Steak with Nectarines
Get Your Grill On for the 4th!
No 4th of July party is complete without firing up the grill.
This recipe has a fantastic flavor boost from the bacon and nectarines.
You can also choose peaches as an addition or substitute.
Ingredients
- 4 6-8 ounces boneless beef rib-eye steaks, cut 1/2 inch thick or Tomahawk steak
- 3 teaspoons sugar, divided
- 1 – 1 ½ teaspoon chili powder
- 1 ½ teaspoons salt
- 1 teaspoon ground cumin
- ½ teaspoon freshly ground black pepper
- ⅛ – ¼ teaspoon cayenne pepper
- 2 medium firm but ripe nectarines, pitted and cut into 8 wedges each
- 2 teaspoons water
- 4 slices bacon, preferably hickory smoked
Directions
- Trim fat from meat. In a small bowl combine sugar, chili powder, salt, cumin, black pepper, and cayenne pepper; reserve 1 teaspoon. Sprinkle remaining spice mixture evenly over both sides of meat; rub in with your fingers; set aside. In a medium bowl toss the nectarines with the reserved 1 teaspoon spice mixture and water; set aside.
- For a charcoal grill, place bacon slices in a large cast iron skillet. Place skillet with bacon on the rack of an uncovered grill directly over medium coals. Grill 8 to 10 minutes or until bacon is crisp-cooked and browned, turning very frequently. Carefully remove skillet from grill. Remove bacon from skillet and drain on paper towels.
- Place steaks on the grill rack directly over the coals.
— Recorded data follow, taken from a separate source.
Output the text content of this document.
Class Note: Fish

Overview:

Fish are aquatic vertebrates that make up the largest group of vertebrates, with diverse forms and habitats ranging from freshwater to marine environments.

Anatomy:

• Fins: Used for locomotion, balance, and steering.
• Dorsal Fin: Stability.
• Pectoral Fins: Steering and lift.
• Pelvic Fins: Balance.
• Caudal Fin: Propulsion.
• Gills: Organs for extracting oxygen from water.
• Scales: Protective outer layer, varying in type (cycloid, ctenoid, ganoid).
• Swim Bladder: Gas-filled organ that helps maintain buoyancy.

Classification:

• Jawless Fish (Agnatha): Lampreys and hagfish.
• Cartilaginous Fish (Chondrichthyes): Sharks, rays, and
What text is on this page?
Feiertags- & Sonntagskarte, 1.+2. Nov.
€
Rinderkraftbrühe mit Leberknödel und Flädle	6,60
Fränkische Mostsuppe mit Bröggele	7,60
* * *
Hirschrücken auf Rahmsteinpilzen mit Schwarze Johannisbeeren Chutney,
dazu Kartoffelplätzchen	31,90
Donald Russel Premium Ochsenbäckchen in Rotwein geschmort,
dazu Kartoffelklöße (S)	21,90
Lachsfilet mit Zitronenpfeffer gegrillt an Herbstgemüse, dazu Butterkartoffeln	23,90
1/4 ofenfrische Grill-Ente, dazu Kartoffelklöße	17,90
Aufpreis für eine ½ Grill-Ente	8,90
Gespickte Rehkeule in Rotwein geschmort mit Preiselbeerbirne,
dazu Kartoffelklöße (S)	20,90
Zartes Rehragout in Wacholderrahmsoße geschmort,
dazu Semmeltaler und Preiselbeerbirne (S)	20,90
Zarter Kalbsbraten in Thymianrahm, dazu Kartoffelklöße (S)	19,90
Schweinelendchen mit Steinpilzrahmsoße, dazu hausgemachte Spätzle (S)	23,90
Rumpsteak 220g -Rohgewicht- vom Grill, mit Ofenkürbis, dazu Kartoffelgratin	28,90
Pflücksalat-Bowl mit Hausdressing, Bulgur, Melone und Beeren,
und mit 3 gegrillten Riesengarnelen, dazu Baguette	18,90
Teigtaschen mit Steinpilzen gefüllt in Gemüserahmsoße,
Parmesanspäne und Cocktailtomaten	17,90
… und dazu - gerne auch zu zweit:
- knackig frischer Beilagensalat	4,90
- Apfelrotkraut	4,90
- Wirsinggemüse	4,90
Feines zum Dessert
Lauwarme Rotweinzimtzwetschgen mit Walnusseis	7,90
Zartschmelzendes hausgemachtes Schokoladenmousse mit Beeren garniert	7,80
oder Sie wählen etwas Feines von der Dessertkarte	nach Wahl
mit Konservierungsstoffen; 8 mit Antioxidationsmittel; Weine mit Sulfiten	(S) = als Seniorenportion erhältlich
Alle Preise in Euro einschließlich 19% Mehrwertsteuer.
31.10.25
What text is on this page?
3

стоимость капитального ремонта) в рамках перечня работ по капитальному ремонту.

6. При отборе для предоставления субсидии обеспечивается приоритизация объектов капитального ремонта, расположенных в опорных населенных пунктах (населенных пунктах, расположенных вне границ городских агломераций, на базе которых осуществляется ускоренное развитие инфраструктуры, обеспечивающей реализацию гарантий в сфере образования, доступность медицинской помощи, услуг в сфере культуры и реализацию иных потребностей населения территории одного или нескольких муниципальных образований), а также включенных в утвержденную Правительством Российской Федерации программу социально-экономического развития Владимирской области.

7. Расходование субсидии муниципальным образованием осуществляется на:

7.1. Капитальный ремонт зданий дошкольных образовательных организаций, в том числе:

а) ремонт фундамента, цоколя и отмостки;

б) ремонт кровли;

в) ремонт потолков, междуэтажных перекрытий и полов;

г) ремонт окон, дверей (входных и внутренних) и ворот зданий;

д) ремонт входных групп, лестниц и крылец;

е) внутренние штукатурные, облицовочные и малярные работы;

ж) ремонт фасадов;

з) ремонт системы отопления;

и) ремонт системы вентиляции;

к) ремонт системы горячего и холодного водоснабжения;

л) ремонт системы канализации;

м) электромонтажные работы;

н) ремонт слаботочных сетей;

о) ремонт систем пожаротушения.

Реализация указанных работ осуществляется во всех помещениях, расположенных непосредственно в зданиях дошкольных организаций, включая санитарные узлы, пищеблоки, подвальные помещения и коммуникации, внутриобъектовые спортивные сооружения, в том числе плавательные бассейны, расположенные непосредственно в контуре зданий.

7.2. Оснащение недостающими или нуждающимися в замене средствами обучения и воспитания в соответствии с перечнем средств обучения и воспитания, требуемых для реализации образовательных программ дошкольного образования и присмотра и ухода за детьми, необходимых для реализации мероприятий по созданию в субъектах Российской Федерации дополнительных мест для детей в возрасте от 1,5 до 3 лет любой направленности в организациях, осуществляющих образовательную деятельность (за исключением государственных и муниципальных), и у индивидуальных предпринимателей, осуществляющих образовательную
Grill until desired doneness, turning once. (Allow 4 to 6 minutes for medium-rare doneness or 5 to 7 minutes for medium doneness.) Place nectarine wedges directly on grill rack along side the steaks the last 3 to 5 minutes of grilling until nectarines are lightly browned and warmed through, turning often.
- Transfer steaks to serving plates and top each with a slice of bacon and 4 nectarine wedges. Makes 4 servings.